After adjusting for demographic characteristics, comorbidities, and pain diagnoses, the researchers found that individuals taking benzodiazepines were more likely to receive a prescription for opioids than persons in the general population (adjusted relative risk, 1.83; 95% CI, 1.56 - 2.15; P < .001).

The decrease in new opioid prescriptions for those taking benzodiazepines following an initial increase in prescriptions "suggests that the recent increase in opioid-related deaths may be associated with factors other than physicians writing new opioid prescriptions," the authors state.

However, the finding that these patients received more prescriptions than persons in the general population "represents an important opportunity to improve the quality of care for patients experiencing pain," they remark.

They note that these results "may be of particular interest to psychiatrists," because adults with chronic pain are more likely to have mental illness.

"It is important to keep in mind that even though, overall, there seems to have been a general decline in opioid prescribing for these patients in recent years, it's a decline from a rate that's really high, and the rate remains higher than in the general population," said Ladapo.

"It is a good trend, but the horse is out of the stable," he said.

Include Naloxone

A second pattern the researchers explored was the degree to which clinicians are coprescribing naloxone as a way to prevent opioid-related death.

"There are several reasons for the higher risk of overdose in people using benzodiazepines, including benzodiazepine-induced impaired memory that might lead to a person forgetting that they took their medication and taking it again, leading to many accidental overdoses where naloxone could be helpful," Ladapo explained.

The researchers found that naloxone was coprescribed with opioids in <1% of visits made by patients using a benzodiazepine.

Ladapo added that patients should be made aware of the greater risk for overdose when opioids and benzodiazepines are coprescribed and that naloxone should be "more widely used."

He emphasized that naloxone should not be prescribed as a stand-alone measure to prevent overdose but "as part of a multicomponent strategy."

Other components include nondrug approaches to pain management, such as physical therapy, occupational therapy, acupuncture, and cognitive-behavioral therapy, "all of which have good evidence and are sustainable, safe ways for people to have improved quality of life and less pain."
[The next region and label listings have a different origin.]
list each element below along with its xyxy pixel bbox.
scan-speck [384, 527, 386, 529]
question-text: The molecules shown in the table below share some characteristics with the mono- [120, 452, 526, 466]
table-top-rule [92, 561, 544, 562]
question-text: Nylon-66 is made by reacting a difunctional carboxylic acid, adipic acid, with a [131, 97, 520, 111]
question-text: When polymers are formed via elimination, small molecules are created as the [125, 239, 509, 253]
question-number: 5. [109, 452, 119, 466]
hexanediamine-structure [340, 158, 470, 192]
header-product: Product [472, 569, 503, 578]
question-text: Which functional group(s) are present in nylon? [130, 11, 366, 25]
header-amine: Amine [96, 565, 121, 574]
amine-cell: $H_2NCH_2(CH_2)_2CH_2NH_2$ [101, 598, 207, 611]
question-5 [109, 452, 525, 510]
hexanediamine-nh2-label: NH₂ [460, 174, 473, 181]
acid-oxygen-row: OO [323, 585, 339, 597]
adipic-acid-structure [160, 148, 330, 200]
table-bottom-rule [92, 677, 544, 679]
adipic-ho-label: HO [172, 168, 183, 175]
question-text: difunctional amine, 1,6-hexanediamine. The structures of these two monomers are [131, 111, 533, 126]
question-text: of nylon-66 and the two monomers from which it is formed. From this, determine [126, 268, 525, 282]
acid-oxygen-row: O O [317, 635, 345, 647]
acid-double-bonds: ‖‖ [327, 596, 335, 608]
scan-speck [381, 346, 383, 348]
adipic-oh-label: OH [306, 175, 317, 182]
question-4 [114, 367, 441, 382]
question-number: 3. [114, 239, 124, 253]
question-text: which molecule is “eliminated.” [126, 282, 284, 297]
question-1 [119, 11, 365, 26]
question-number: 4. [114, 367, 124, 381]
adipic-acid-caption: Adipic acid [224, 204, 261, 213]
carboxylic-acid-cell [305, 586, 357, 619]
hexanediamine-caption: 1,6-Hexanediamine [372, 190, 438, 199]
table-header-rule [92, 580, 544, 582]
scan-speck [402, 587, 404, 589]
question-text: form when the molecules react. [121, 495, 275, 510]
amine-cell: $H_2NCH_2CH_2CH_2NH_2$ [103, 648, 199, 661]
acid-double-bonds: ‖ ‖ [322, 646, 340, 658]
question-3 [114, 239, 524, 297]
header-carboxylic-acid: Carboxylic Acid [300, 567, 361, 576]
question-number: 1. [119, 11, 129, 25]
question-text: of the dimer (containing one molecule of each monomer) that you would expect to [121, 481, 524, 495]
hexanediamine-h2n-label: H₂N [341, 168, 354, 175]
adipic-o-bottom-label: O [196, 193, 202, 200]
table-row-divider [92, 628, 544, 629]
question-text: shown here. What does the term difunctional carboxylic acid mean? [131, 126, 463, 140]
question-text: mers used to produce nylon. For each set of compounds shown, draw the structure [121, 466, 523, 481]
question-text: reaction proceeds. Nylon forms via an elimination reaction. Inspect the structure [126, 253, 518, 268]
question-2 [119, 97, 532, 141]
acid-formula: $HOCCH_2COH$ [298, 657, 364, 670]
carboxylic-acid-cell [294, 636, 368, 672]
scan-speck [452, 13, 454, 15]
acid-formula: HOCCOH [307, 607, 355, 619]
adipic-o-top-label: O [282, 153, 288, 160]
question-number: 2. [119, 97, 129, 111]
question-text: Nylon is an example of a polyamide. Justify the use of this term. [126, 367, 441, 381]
However, "we need economic policies that support these alternative methods, such as reduced copays," he said.

Increase Access to Nondrug Options

Commenting on the study for Medscape Medical News, Anupam B. Jena, MD, PhD, Ruth L. Newhouse Associate Professor, Harvard Medical School, Boston, Massachusetts, said that it "tackles an important but understudied issue of concurrent prescribing of opioids with benzodiazepines, which is an important contribution because it raises awareness that opioid prescribing shouldn't happen in isolation."

He called the drop in prescriptions "surprising" and suggested that it "may reflect increased awareness of the harms of concurrent prescribing, or simply increased awareness of opioid-related adverse events alone."

By contrast, Jena said, the low rates of naloxone prescribing were "not surprising" because it is "not standard practice for most physicians who prescribe an opioid to prescribe naloxone at the same time."

Ladapo added that nondrug options "are healthier, more sustainable, better for our country, and better for our society than these medications, which have a lot of downsides for most people and are a poor long-term solution," so efforts should be made on a systemic basis to increase access to these options.

The study was supported grants from the National, Heart, Lung, and Blood Institute, the National Institute on Minority Health and Health Disparities, the Robert Wood Johnson Foundation, the National Institute on Drug Abuse, and other institutions. The original article contains a full listing of funding and of the authors' relevant financial relationships. Dr Jena has disclosed no relevant financial relationships.